It could be argued that Shenzhen is becoming China’s very own Silicon Valley. It is the home of Tencent, China’s largest web company and creator of QQ and the WeChat/Weixin apps, and also Huawei, one of the largest telecommunications companies in the world. Shenzhen will also be home of Baidu’s impressive new international headquarters when it opens in 2015. This doesn’t even touch on the fact the vast majority of the world’s electronics are manufactured here or near here, and a burgeoning trade of gadgets and toys has made Huaqiangbei almost as famous as Tokyo’s Akibahara neighbourhood.
It should be no surprise then that Shenzhen also leads the way when it comes to internet penetration rates and use of Sina’s popular Weibo microblogging service.
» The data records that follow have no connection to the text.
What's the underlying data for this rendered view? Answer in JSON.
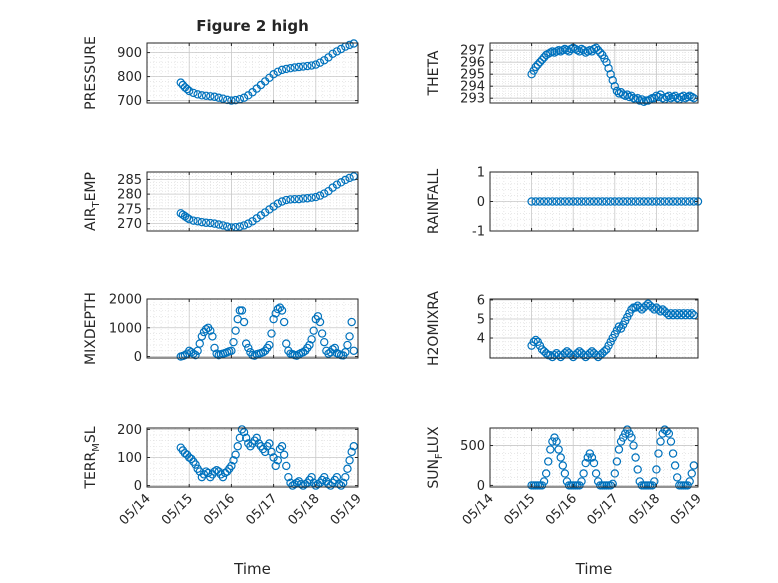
{
  "figure": {
    "title": "Figure 2 high",
    "xlabel": "Time"
  },
  "chart_data": [
    {
      "id": "pressure",
      "type": "scatter",
      "ylabel": "PRESSURE",
      "ylabel_sub": "",
      "ylim": [
        690,
        940
      ],
      "yticks": [
        700,
        800,
        900
      ],
      "marker_color": "#0072BD",
      "xlim": [
        "05/14",
        "05/19"
      ],
      "xticks": [
        "05/14",
        "05/15",
        "05/16",
        "05/17",
        "05/18",
        "05/19"
      ],
      "x": [
        14.8,
        14.85,
        14.9,
        14.95,
        15.0,
        15.1,
        15.2,
        15.3,
        15.4,
        15.5,
        15.6,
        15.7,
        15.8,
        15.9,
        16.0,
        16.1,
        16.2,
        16.3,
        16.4,
        16.5,
        16.6,
        16.7,
        16.8,
        16.9,
        17.0,
        17.1,
        17.2,
        17.3,
        17.4,
        17.5,
        17.6,
        17.7,
        17.8,
        17.9,
        18.0,
        18.1,
        18.2,
        18.3,
        18.4,
        18.5,
        18.6,
        18.7,
        18.8,
        18.9
      ],
      "y": [
        775,
        765,
        755,
        748,
        740,
        732,
        726,
        722,
        720,
        718,
        716,
        712,
        708,
        703,
        700,
        702,
        706,
        712,
        722,
        735,
        750,
        765,
        780,
        795,
        810,
        820,
        828,
        832,
        835,
        838,
        840,
        842,
        844,
        846,
        850,
        858,
        868,
        880,
        895,
        905,
        915,
        925,
        932,
        938
      ]
    },
    {
      "id": "theta",
      "type": "scatter",
      "ylabel": "THETA",
      "ylabel_sub": "",
      "ylim": [
        292.6,
        297.6
      ],
      "yticks": [
        293,
        294,
        295,
        296,
        297
      ],
      "marker_color": "#0072BD",
      "xlim": [
        "05/14",
        "05/19"
      ],
      "xticks": [
        "05/14",
        "05/15",
        "05/16",
        "05/17",
        "05/18",
        "05/19"
      ],
      "x": [
        15.0,
        15.05,
        15.1,
        15.15,
        15.2,
        15.25,
        15.3,
        15.35,
        15.4,
        15.45,
        15.5,
        15.55,
        15.6,
        15.65,
        15.7,
        15.75,
        15.8,
        15.85,
        15.9,
        15.95,
        16.0,
        16.05,
        16.1,
        16.15,
        16.2,
        16.25,
        16.3,
        16.35,
        16.4,
        16.45,
        16.5,
        16.55,
        16.6,
        16.65,
        16.7,
        16.75,
        16.8,
        16.85,
        16.9,
        16.95,
        17.0,
        17.05,
        17.1,
        17.15,
        17.2,
        17.25,
        17.3,
        17.35,
        17.4,
        17.45,
        17.5,
        17.55,
        17.6,
        17.65,
        17.7,
        17.75,
        17.8,
        17.85,
        17.9,
        17.95,
        18.0,
        18.05,
        18.1,
        18.15,
        18.2,
        18.25,
        18.3,
        18.35,
        18.4,
        18.45,
        18.5,
        18.55,
        18.6,
        18.65,
        18.7,
        18.75,
        18.8,
        18.85,
        18.9
      ],
      "y": [
        295.0,
        295.3,
        295.6,
        295.8,
        296.0,
        296.2,
        296.4,
        296.6,
        296.7,
        296.8,
        296.9,
        296.8,
        296.9,
        297.0,
        296.9,
        297.0,
        297.1,
        297.0,
        296.9,
        297.1,
        297.2,
        297.1,
        297.0,
        296.9,
        297.1,
        297.0,
        296.8,
        296.9,
        297.0,
        296.9,
        297.1,
        297.2,
        297.0,
        296.8,
        296.6,
        296.3,
        296.0,
        295.5,
        295.0,
        294.5,
        294.0,
        293.6,
        293.4,
        293.5,
        293.3,
        293.2,
        293.3,
        293.1,
        293.2,
        293.0,
        292.9,
        293.0,
        292.8,
        292.9,
        292.7,
        292.8,
        292.8,
        292.9,
        293.0,
        293.0,
        293.2,
        293.1,
        293.3,
        293.0,
        292.9,
        293.1,
        293.2,
        293.0,
        293.1,
        293.2,
        293.0,
        292.9,
        293.1,
        293.2,
        293.0,
        293.1,
        293.2,
        293.1,
        293.0
      ]
    },
    {
      "id": "air_temp",
      "type": "scatter",
      "ylabel": "AIR",
      "ylabel_sub": "T",
      "ylabel_suffix": "EMP",
      "ylim": [
        267.5,
        287.5
      ],
      "yticks": [
        270,
        275,
        280,
        285
      ],
      "marker_color": "#0072BD",
      "xlim": [
        "05/14",
        "05/19"
      ],
      "xticks": [
        "05/14",
        "05/15",
        "05/16",
        "05/17",
        "05/18",
        "05/19"
      ],
      "x": [
        14.8,
        14.85,
        14.9,
        14.95,
        15.0,
        15.1,
        15.2,
        15.3,
        15.4,
        15.5,
        15.6,
        15.7,
        15.8,
        15.9,
        16.0,
        16.1,
        16.2,
        16.3,
        16.4,
        16.5,
        16.6,
        16.7,
        16.8,
        16.9,
        17.0,
        17.1,
        17.2,
        17.3,
        17.4,
        17.5,
        17.6,
        17.7,
        17.8,
        17.9,
        18.0,
        18.1,
        18.2,
        18.3,
        18.4,
        18.5,
        18.6,
        18.7,
        18.8,
        18.9
      ],
      "y": [
        273.5,
        273.0,
        272.5,
        272.0,
        271.5,
        271.0,
        270.8,
        270.5,
        270.3,
        270.2,
        270.0,
        269.7,
        269.4,
        269.0,
        268.7,
        268.8,
        269.0,
        269.4,
        270.0,
        270.8,
        271.8,
        272.8,
        273.8,
        274.8,
        275.8,
        276.8,
        277.5,
        278.0,
        278.2,
        278.3,
        278.3,
        278.5,
        278.6,
        278.8,
        279.0,
        279.5,
        280.2,
        281.0,
        282.2,
        283.2,
        284.0,
        284.8,
        285.5,
        286.0
      ]
    },
    {
      "id": "rainfall",
      "type": "scatter",
      "ylabel": "RAINFALL",
      "ylabel_sub": "",
      "ylim": [
        -1,
        1
      ],
      "yticks": [
        -1,
        0,
        1
      ],
      "marker_color": "#0072BD",
      "xlim": [
        "05/14",
        "05/19"
      ],
      "xticks": [
        "05/14",
        "05/15",
        "05/16",
        "05/17",
        "05/18",
        "05/19"
      ],
      "x": [
        15.0,
        15.1,
        15.2,
        15.3,
        15.4,
        15.5,
        15.6,
        15.7,
        15.8,
        15.9,
        16.0,
        16.1,
        16.2,
        16.3,
        16.4,
        16.5,
        16.6,
        16.7,
        16.8,
        16.9,
        17.0,
        17.1,
        17.2,
        17.3,
        17.4,
        17.5,
        17.6,
        17.7,
        17.8,
        17.9,
        18.0,
        18.1,
        18.2,
        18.3,
        18.4,
        18.5,
        18.6,
        18.7,
        18.8,
        18.9,
        19.0
      ],
      "y": [
        0,
        0,
        0,
        0,
        0,
        0,
        0,
        0,
        0,
        0,
        0,
        0,
        0,
        0,
        0,
        0,
        0,
        0,
        0,
        0,
        0,
        0,
        0,
        0,
        0,
        0,
        0,
        0,
        0,
        0,
        0,
        0,
        0,
        0,
        0,
        0,
        0,
        0,
        0,
        0,
        0
      ]
    },
    {
      "id": "mixdepth",
      "type": "scatter",
      "ylabel": "MIXDEPTH",
      "ylabel_sub": "",
      "ylim": [
        -50,
        2000
      ],
      "yticks": [
        0,
        1000,
        2000
      ],
      "marker_color": "#0072BD",
      "xlim": [
        "05/14",
        "05/19"
      ],
      "xticks": [
        "05/14",
        "05/15",
        "05/16",
        "05/17",
        "05/18",
        "05/19"
      ],
      "x": [
        14.8,
        14.85,
        14.9,
        14.95,
        15.0,
        15.05,
        15.1,
        15.15,
        15.2,
        15.25,
        15.3,
        15.35,
        15.4,
        15.45,
        15.5,
        15.55,
        15.6,
        15.65,
        15.7,
        15.75,
        15.8,
        15.85,
        15.9,
        15.95,
        16.0,
        16.05,
        16.1,
        16.15,
        16.2,
        16.25,
        16.3,
        16.35,
        16.4,
        16.45,
        16.5,
        16.55,
        16.6,
        16.65,
        16.7,
        16.75,
        16.8,
        16.85,
        16.9,
        16.95,
        17.0,
        17.05,
        17.1,
        17.15,
        17.2,
        17.25,
        17.3,
        17.35,
        17.4,
        17.45,
        17.5,
        17.55,
        17.6,
        17.65,
        17.7,
        17.75,
        17.8,
        17.85,
        17.9,
        17.95,
        18.0,
        18.05,
        18.1,
        18.15,
        18.2,
        18.25,
        18.3,
        18.35,
        18.4,
        18.45,
        18.5,
        18.55,
        18.6,
        18.65,
        18.7,
        18.75,
        18.8,
        18.85,
        18.9
      ],
      "y": [
        0,
        20,
        50,
        100,
        200,
        150,
        100,
        50,
        200,
        450,
        700,
        850,
        950,
        1000,
        900,
        700,
        300,
        100,
        50,
        80,
        100,
        120,
        150,
        180,
        200,
        500,
        900,
        1300,
        1600,
        1600,
        1200,
        450,
        300,
        150,
        50,
        30,
        80,
        100,
        120,
        150,
        200,
        300,
        400,
        800,
        1300,
        1500,
        1650,
        1700,
        1600,
        1200,
        450,
        200,
        100,
        80,
        50,
        30,
        80,
        120,
        150,
        200,
        300,
        400,
        600,
        900,
        1300,
        1400,
        1200,
        800,
        500,
        200,
        100,
        150,
        250,
        300,
        120,
        80,
        50,
        40,
        150,
        400,
        700,
        1200,
        200
      ]
    },
    {
      "id": "h2omixra",
      "type": "scatter",
      "ylabel": "H2OMIXRA",
      "ylabel_sub": "",
      "ylim": [
        2.95,
        6.05
      ],
      "yticks": [
        4,
        5,
        6
      ],
      "marker_color": "#0072BD",
      "xlim": [
        "05/14",
        "05/19"
      ],
      "xticks": [
        "05/14",
        "05/15",
        "05/16",
        "05/17",
        "05/18",
        "05/19"
      ],
      "x": [
        15.0,
        15.05,
        15.1,
        15.15,
        15.2,
        15.25,
        15.3,
        15.35,
        15.4,
        15.45,
        15.5,
        15.55,
        15.6,
        15.65,
        15.7,
        15.75,
        15.8,
        15.85,
        15.9,
        15.95,
        16.0,
        16.05,
        16.1,
        16.15,
        16.2,
        16.25,
        16.3,
        16.35,
        16.4,
        16.45,
        16.5,
        16.55,
        16.6,
        16.65,
        16.7,
        16.75,
        16.8,
        16.85,
        16.9,
        16.95,
        17.0,
        17.05,
        17.1,
        17.15,
        17.2,
        17.25,
        17.3,
        17.35,
        17.4,
        17.45,
        17.5,
        17.55,
        17.6,
        17.65,
        17.7,
        17.75,
        17.8,
        17.85,
        17.9,
        17.95,
        18.0,
        18.05,
        18.1,
        18.15,
        18.2,
        18.25,
        18.3,
        18.35,
        18.4,
        18.45,
        18.5,
        18.55,
        18.6,
        18.65,
        18.7,
        18.75,
        18.8,
        18.85,
        18.9
      ],
      "y": [
        3.6,
        3.8,
        3.9,
        3.8,
        3.6,
        3.4,
        3.3,
        3.2,
        3.1,
        3.1,
        3.0,
        3.1,
        3.2,
        3.1,
        3.0,
        3.1,
        3.2,
        3.3,
        3.2,
        3.1,
        3.0,
        3.1,
        3.2,
        3.3,
        3.2,
        3.1,
        3.0,
        3.1,
        3.2,
        3.3,
        3.2,
        3.1,
        3.0,
        3.1,
        3.2,
        3.3,
        3.4,
        3.6,
        3.8,
        4.0,
        4.2,
        4.4,
        4.6,
        4.5,
        4.7,
        4.9,
        5.1,
        5.3,
        5.5,
        5.6,
        5.6,
        5.7,
        5.6,
        5.5,
        5.6,
        5.7,
        5.8,
        5.7,
        5.6,
        5.5,
        5.6,
        5.5,
        5.4,
        5.5,
        5.4,
        5.3,
        5.2,
        5.3,
        5.2,
        5.3,
        5.2,
        5.3,
        5.2,
        5.3,
        5.2,
        5.3,
        5.2,
        5.3,
        5.2
      ]
    },
    {
      "id": "terr_msl",
      "type": "scatter",
      "ylabel": "TERR",
      "ylabel_sub": "M",
      "ylabel_suffix": "SL",
      "ylim": [
        -5,
        205
      ],
      "yticks": [
        0,
        100,
        200
      ],
      "marker_color": "#0072BD",
      "xlim": [
        "05/14",
        "05/19"
      ],
      "xticks": [
        "05/14",
        "05/15",
        "05/16",
        "05/17",
        "05/18",
        "05/19"
      ],
      "x": [
        14.8,
        14.85,
        14.9,
        14.95,
        15.0,
        15.05,
        15.1,
        15.15,
        15.2,
        15.25,
        15.3,
        15.35,
        15.4,
        15.45,
        15.5,
        15.55,
        15.6,
        15.65,
        15.7,
        15.75,
        15.8,
        15.85,
        15.9,
        15.95,
        16.0,
        16.05,
        16.1,
        16.15,
        16.2,
        16.25,
        16.3,
        16.35,
        16.4,
        16.45,
        16.5,
        16.55,
        16.6,
        16.65,
        16.7,
        16.75,
        16.8,
        16.85,
        16.9,
        16.95,
        17.0,
        17.05,
        17.1,
        17.15,
        17.2,
        17.25,
        17.3,
        17.35,
        17.4,
        17.45,
        17.5,
        17.55,
        17.6,
        17.65,
        17.7,
        17.75,
        17.8,
        17.85,
        17.9,
        17.95,
        18.0,
        18.05,
        18.1,
        18.15,
        18.2,
        18.25,
        18.3,
        18.35,
        18.4,
        18.45,
        18.5,
        18.55,
        18.6,
        18.65,
        18.7,
        18.75,
        18.8,
        18.85,
        18.9
      ],
      "y": [
        135,
        125,
        115,
        110,
        100,
        95,
        85,
        75,
        60,
        50,
        30,
        40,
        50,
        45,
        30,
        40,
        50,
        55,
        50,
        40,
        30,
        45,
        50,
        60,
        70,
        90,
        110,
        140,
        170,
        200,
        190,
        170,
        150,
        140,
        150,
        160,
        170,
        150,
        140,
        130,
        120,
        140,
        150,
        120,
        100,
        70,
        90,
        130,
        140,
        110,
        70,
        30,
        10,
        0,
        5,
        10,
        15,
        5,
        0,
        5,
        10,
        20,
        30,
        10,
        0,
        5,
        10,
        20,
        30,
        15,
        5,
        0,
        10,
        20,
        30,
        5,
        0,
        10,
        30,
        60,
        90,
        120,
        140
      ]
    },
    {
      "id": "sun_flux",
      "type": "scatter",
      "ylabel": "SUN",
      "ylabel_sub": "F",
      "ylabel_suffix": "LUX",
      "ylim": [
        -20,
        720
      ],
      "yticks": [
        0,
        500
      ],
      "marker_color": "#0072BD",
      "xlim": [
        "05/14",
        "05/19"
      ],
      "xticks": [
        "05/14",
        "05/15",
        "05/16",
        "05/17",
        "05/18",
        "05/19"
      ],
      "x": [
        15.0,
        15.05,
        15.1,
        15.15,
        15.2,
        15.25,
        15.3,
        15.35,
        15.4,
        15.45,
        15.5,
        15.55,
        15.6,
        15.65,
        15.7,
        15.75,
        15.8,
        15.85,
        15.9,
        15.95,
        16.0,
        16.05,
        16.1,
        16.15,
        16.2,
        16.25,
        16.3,
        16.35,
        16.4,
        16.45,
        16.5,
        16.55,
        16.6,
        16.65,
        16.7,
        16.75,
        16.8,
        16.85,
        16.9,
        16.95,
        17.0,
        17.05,
        17.1,
        17.15,
        17.2,
        17.25,
        17.3,
        17.35,
        17.4,
        17.45,
        17.5,
        17.55,
        17.6,
        17.65,
        17.7,
        17.75,
        17.8,
        17.85,
        17.9,
        17.95,
        18.0,
        18.05,
        18.1,
        18.15,
        18.2,
        18.25,
        18.3,
        18.35,
        18.4,
        18.45,
        18.5,
        18.55,
        18.6,
        18.65,
        18.7,
        18.75,
        18.8,
        18.85,
        18.9
      ],
      "y": [
        0,
        0,
        0,
        0,
        0,
        0,
        50,
        150,
        300,
        450,
        550,
        600,
        550,
        450,
        350,
        250,
        150,
        50,
        0,
        0,
        0,
        0,
        0,
        0,
        50,
        150,
        280,
        350,
        400,
        350,
        280,
        150,
        50,
        0,
        0,
        0,
        0,
        0,
        0,
        20,
        150,
        300,
        450,
        550,
        600,
        650,
        700,
        650,
        600,
        500,
        350,
        200,
        50,
        0,
        0,
        0,
        0,
        0,
        0,
        50,
        200,
        400,
        550,
        650,
        700,
        680,
        650,
        550,
        400,
        250,
        100,
        0,
        0,
        0,
        0,
        0,
        50,
        150,
        250
      ]
    }
  ]
}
The Shenzhen Development Internet Research Report found that Shenzhen’s internet penetration rate is 76.8%, well ahead of Beijing and Shanghai. It means means 7.97 million people are online in the city.
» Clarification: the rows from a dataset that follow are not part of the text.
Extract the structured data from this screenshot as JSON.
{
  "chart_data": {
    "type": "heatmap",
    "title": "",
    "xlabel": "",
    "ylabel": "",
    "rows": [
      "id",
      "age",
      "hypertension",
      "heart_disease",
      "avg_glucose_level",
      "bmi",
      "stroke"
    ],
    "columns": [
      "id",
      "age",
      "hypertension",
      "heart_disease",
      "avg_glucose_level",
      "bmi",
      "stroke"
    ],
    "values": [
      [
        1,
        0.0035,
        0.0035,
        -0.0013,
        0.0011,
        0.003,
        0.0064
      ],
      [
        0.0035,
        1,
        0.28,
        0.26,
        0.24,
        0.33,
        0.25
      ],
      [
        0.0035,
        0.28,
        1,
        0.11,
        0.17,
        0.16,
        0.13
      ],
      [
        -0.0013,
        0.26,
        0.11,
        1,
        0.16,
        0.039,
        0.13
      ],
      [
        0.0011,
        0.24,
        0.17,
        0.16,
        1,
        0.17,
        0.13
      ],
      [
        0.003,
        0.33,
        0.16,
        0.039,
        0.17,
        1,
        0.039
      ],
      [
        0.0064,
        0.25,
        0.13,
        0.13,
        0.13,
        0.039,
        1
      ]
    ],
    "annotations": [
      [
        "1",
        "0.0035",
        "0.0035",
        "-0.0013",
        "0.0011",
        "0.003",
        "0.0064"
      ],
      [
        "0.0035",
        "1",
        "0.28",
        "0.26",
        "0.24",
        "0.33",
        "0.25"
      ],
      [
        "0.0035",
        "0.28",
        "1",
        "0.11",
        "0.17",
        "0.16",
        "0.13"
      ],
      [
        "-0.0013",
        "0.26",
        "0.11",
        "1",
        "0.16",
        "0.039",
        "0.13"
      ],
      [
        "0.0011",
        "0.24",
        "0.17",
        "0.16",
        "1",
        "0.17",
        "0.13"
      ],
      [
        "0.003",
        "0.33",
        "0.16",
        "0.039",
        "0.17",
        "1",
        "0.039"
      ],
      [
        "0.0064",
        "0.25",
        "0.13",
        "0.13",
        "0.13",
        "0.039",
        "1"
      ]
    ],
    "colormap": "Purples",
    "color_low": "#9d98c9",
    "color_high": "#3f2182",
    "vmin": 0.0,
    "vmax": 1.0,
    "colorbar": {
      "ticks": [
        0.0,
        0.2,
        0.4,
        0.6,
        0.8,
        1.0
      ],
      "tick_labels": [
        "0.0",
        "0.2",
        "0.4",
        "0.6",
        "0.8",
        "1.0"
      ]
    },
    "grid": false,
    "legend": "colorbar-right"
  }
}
Liu Bing, vice-president of China Internet Information Center, said that Shenzhen’s netizens infrastructure is better than most cities in China. Netizens between 20 to 40 year-old account for approximately 60%. Take a closer look on these young netizens, student groups are comparatively smaller while on-job groups are bigger. Netizens’ education level is higher than the national average.
Guangzhou’s rate stands at 72.9%, also ahead of Beijing and Shanghai.
As for Sina Weibo use, the report says it is used by 58.6% of netizens in Shenzhen, which is 10 percentage points higher than the national average.
At the same time, Shenzhen weibo users are more active. The ratio of netizens who use weibo 3 times per day is 16 percentage points higher than the average. Weibo users that spent more than 2 hours per day account for 35.3%.
Except for performance on weibo, Shenzhen netizens are also more active on SNS, blogs, BBS and online videos compared with netizens in other first-tier cities.
Perhaps Beijing’s vaunted Zhongguancun won’t be considered ground zero for China’s tech industry for much longer.